PEMBANGKANGAN MEGAWATI

Surat Megawati yang memerintahkan kader PDIP yang menjadi kepala daerah agar tidak menghadiri retret (retreat) di Magelang adalah bentuk pembangkangan. Megawati bisa dikatakan telah melakukan makar terhadap konstitusi. Ia mbalelo terhadap perundang-undangan yang ada. Suatu pembangkangan terhadap pemerintahan yang sah. Semestinya kepolisian sudah bisa menangkap Megawati karena telah melakukan pembangkangan.

Sebuah paradoks.
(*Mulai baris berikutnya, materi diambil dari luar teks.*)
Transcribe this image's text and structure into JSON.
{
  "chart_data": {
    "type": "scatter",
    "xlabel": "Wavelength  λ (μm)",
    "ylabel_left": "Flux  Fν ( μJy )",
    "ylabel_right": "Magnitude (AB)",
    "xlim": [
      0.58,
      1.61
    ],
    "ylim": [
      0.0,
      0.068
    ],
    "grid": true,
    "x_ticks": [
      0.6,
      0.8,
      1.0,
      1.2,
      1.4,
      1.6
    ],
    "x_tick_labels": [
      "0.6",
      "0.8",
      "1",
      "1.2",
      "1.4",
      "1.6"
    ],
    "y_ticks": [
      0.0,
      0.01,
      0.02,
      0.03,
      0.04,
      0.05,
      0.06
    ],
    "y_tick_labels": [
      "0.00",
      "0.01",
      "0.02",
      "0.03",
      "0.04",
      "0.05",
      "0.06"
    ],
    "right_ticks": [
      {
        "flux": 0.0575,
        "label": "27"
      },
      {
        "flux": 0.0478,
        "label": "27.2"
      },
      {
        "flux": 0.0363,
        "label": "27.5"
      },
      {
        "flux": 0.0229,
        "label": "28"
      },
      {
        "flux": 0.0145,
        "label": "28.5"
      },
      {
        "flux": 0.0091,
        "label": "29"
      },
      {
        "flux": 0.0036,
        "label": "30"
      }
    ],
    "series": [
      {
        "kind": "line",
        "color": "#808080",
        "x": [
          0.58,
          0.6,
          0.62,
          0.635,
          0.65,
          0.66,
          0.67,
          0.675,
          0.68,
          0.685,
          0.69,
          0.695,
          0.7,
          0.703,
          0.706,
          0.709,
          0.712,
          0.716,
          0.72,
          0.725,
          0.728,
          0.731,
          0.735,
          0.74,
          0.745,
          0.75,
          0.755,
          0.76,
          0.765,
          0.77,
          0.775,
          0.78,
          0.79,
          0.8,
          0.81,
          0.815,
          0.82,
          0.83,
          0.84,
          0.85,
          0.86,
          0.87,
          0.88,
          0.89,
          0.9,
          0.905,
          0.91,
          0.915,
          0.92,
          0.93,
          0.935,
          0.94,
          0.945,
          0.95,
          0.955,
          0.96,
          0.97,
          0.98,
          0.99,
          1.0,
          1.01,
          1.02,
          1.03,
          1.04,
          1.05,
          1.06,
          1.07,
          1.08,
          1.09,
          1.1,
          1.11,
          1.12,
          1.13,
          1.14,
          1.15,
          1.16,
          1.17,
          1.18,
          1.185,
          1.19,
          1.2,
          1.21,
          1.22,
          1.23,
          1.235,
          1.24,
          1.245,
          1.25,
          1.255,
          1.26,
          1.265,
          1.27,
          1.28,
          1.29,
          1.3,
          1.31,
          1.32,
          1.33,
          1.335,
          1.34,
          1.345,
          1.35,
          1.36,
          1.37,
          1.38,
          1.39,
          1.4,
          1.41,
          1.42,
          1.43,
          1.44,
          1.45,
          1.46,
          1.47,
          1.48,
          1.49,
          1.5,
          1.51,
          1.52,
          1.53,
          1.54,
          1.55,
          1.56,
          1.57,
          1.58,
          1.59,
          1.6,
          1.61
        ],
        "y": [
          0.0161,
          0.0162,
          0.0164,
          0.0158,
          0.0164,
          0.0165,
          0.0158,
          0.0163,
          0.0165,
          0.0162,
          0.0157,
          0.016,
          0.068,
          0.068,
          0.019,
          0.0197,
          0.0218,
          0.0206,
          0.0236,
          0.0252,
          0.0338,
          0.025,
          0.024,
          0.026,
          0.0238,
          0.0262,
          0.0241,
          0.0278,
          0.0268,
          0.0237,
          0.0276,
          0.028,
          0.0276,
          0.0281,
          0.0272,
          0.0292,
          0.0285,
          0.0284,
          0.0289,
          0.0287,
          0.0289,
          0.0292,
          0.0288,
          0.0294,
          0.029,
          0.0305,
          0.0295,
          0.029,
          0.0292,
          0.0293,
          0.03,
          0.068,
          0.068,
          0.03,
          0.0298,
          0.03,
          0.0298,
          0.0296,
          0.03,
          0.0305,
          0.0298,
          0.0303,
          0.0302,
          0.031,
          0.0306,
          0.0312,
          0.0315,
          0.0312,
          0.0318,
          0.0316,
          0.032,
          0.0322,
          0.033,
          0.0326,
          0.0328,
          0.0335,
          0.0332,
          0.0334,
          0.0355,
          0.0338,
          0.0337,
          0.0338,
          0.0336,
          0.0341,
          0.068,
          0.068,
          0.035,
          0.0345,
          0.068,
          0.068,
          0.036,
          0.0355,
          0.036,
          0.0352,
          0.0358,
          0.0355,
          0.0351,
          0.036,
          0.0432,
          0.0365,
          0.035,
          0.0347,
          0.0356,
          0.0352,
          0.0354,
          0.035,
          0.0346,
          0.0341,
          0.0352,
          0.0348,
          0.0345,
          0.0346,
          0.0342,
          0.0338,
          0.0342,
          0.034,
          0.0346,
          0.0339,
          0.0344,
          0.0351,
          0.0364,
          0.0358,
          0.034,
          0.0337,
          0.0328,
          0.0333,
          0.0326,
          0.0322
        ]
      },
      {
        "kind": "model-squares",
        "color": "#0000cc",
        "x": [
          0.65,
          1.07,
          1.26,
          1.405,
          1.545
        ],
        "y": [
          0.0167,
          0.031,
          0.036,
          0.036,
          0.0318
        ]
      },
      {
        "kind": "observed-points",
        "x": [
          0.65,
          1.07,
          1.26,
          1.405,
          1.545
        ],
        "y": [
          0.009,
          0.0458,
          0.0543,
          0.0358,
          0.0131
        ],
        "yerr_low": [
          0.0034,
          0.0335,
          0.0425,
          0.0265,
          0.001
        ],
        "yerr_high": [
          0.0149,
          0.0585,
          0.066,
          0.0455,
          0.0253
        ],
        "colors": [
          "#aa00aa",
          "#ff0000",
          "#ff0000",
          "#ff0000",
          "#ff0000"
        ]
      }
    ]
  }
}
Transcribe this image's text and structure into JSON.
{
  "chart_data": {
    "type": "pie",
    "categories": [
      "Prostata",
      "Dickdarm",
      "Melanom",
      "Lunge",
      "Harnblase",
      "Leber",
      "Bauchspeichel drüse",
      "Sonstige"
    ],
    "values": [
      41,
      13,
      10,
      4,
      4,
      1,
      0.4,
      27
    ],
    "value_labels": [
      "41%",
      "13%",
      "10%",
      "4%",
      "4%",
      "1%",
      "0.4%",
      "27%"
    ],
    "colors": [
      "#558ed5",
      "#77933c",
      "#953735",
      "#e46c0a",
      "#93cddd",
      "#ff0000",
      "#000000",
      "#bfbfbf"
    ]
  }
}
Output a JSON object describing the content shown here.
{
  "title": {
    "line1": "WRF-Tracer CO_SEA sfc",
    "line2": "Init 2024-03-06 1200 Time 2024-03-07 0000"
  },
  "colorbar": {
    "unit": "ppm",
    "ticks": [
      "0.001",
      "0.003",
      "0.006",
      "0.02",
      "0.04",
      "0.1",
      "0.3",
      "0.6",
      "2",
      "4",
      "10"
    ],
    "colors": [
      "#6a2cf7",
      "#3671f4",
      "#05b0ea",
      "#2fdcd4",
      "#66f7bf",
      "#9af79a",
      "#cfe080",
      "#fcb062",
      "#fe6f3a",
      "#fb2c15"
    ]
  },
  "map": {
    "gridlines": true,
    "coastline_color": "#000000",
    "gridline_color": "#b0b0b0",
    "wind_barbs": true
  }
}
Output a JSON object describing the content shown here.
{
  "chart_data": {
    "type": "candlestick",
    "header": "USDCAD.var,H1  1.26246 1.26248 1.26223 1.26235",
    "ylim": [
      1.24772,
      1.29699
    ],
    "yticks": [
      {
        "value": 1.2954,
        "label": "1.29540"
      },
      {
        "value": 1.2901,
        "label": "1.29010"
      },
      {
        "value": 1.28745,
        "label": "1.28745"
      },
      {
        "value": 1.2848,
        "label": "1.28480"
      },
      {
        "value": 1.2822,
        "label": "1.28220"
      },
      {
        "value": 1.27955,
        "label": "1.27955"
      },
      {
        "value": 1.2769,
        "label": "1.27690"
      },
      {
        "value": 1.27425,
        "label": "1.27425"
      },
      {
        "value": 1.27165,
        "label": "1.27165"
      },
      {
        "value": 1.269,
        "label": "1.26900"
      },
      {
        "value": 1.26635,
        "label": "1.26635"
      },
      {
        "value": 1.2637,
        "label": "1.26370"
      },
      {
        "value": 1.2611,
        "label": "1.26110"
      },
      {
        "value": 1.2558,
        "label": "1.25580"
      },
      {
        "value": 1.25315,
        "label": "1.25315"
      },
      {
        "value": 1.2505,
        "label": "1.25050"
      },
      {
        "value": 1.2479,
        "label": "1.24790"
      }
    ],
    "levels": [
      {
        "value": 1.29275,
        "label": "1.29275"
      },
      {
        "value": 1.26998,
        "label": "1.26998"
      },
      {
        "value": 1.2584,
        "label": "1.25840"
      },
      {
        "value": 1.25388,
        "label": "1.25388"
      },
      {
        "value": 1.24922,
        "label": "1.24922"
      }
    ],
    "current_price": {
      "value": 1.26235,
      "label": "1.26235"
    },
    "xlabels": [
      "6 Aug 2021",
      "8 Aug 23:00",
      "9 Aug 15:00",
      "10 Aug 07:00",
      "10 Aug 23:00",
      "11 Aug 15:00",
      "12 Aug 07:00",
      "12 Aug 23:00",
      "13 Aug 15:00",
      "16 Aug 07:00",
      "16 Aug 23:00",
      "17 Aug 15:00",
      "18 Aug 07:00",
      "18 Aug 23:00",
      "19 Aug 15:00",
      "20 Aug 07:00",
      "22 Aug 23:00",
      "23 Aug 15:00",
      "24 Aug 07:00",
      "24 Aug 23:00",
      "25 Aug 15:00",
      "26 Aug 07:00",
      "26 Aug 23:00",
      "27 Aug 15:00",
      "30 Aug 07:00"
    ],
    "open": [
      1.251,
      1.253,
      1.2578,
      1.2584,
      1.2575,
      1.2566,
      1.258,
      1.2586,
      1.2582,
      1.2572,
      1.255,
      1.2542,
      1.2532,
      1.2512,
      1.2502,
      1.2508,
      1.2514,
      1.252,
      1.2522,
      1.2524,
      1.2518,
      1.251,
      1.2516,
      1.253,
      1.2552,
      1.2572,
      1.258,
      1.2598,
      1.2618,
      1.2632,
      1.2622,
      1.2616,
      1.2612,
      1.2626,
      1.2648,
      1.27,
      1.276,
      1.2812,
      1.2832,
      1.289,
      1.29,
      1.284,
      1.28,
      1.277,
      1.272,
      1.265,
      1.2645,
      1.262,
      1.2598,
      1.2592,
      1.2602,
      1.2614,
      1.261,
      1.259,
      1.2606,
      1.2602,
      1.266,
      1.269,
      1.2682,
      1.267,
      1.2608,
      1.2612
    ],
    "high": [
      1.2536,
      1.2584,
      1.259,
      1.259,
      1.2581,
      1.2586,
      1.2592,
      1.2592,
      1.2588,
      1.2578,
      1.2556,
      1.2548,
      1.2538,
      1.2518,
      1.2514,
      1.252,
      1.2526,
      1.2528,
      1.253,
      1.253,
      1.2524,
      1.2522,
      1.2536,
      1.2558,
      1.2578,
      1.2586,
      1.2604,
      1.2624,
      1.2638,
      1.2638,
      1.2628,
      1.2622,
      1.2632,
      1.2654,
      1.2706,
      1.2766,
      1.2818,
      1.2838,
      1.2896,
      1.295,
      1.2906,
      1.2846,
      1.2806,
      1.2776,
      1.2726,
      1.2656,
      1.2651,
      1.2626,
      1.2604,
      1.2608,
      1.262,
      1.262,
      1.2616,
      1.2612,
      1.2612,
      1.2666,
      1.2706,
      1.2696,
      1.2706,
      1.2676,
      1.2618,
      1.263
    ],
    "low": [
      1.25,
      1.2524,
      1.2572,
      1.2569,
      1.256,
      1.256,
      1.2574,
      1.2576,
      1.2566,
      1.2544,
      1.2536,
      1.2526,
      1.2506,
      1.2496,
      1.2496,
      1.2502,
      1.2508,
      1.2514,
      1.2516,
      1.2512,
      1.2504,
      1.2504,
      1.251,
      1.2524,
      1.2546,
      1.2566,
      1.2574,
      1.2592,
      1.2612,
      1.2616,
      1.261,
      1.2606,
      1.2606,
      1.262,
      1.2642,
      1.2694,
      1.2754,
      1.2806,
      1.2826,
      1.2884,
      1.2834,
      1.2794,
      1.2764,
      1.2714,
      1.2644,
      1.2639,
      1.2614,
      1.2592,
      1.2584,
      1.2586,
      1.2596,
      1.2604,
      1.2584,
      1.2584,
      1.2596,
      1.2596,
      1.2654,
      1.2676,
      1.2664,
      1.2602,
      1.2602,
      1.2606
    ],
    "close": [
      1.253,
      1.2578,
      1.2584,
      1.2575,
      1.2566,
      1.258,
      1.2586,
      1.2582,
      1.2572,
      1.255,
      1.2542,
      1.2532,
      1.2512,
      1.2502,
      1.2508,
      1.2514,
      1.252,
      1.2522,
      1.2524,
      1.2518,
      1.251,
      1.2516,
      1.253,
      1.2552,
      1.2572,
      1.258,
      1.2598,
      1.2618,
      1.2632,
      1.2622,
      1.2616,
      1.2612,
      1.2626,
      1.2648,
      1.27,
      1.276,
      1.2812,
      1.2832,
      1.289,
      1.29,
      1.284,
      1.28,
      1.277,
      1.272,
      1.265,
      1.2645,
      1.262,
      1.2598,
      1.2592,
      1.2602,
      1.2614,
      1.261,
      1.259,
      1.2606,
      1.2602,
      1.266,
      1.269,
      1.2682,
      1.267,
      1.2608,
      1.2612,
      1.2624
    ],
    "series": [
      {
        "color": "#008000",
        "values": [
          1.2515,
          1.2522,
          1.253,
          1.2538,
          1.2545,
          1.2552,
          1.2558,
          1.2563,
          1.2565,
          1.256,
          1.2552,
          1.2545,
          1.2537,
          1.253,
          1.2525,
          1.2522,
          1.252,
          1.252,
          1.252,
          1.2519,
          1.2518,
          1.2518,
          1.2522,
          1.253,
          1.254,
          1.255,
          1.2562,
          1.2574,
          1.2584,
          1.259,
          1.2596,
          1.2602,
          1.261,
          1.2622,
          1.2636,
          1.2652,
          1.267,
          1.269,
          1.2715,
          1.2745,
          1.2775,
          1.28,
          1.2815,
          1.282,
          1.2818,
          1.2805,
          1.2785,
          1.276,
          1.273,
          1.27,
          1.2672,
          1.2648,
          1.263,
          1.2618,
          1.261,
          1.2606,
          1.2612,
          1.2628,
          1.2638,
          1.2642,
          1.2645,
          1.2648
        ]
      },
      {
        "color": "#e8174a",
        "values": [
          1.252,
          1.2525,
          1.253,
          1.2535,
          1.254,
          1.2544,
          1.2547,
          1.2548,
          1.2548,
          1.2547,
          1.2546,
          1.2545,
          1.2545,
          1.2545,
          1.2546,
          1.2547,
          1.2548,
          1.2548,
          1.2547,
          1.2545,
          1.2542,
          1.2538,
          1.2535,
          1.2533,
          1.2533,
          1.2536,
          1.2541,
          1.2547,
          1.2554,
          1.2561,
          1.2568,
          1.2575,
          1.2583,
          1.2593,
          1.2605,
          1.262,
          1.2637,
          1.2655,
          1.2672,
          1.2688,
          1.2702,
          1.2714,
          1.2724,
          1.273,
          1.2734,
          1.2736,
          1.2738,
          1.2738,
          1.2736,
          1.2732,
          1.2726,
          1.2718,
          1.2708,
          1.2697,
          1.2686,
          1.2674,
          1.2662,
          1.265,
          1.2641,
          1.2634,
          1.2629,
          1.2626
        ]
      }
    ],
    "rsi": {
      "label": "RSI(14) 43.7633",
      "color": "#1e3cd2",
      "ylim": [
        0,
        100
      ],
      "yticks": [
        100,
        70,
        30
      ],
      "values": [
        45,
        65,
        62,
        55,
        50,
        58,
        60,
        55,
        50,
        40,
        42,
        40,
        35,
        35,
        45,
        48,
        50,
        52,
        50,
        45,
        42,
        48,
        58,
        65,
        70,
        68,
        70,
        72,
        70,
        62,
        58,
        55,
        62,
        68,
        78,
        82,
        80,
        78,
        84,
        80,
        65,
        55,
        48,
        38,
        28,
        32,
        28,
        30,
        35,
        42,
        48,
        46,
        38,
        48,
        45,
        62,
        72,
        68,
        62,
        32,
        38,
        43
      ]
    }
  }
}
Partai yang seringkali menyebut diri sebagai pembela wong cilik justru melindungi koruptor bernama Hasto Kristianto. Selama ini Hasto memang berani mengendalikan Megawati. Bagi Hasto, Megawati seperti boneka burhanku yang bisa dipermainkan. Dengan diterungkunya Hasto, seringkali Megawati kehilangan kendali. Akibatnya Megawati diadu domba dengan SBY dan politisi yang lain. Dia seperti Banteng ketaton yang menyeruduk apa saja. Dia berubah menjadi Banteng gila, lari ke sana kemari dengan telanjang tanpa malu.

Selama ini Megawati selalu bersikap jumawa. Dalam berbagai pidato dia selalu merendahkan orang lain. Merasa diri paling besar sebagai trah Sukarno. Paling gila hormat dan dihormati. Kini posisinya terpuruk. Kekuatan politiknya pretel satu persatu. Pembangkangan yang dilakukannya merupakan upaya terakhir untuk menghidupkan kartunya. Namun ini semakin menelanjangi dirinya sendiri sebagai orang yang selalu bicara tentang konstitusi tapi justru menghianatinya. Terbukti bahwa kata-katanya hanya sebatas retorika politik alias omon-omon semata. Ketika konstitusi tidak menguntungkan dirinya dan partainya akan dia kentuti.

Tabiat Megawati dan PDIP memang mau menang sendiri. Ketika berkuasa akan adigang, adigung dan adiguna. Menindas kelompok lain dengan sewenang-wenang. Tetapi ketika tak berkuasa akan merecoki yang berkuasa. Kita tentu masih ingat ketika SBY berkuasa. Megawati dan partainya tiap hari merintangi kebijakan yang diambil SBY. Segala upaya mereka lakukan untuk mengganjal pemerintahan SBY. Bahkan dengan arogan menjuluki SBY sebagai kebo  (kerbau) yang berjalan lambat. Sebab musabnya sederhana saja, bukan karena kepentingan membela wong cilik tapi sakit hati karena kalah dalam Pilpres. Setiap kalah, Megawati tak mau terima.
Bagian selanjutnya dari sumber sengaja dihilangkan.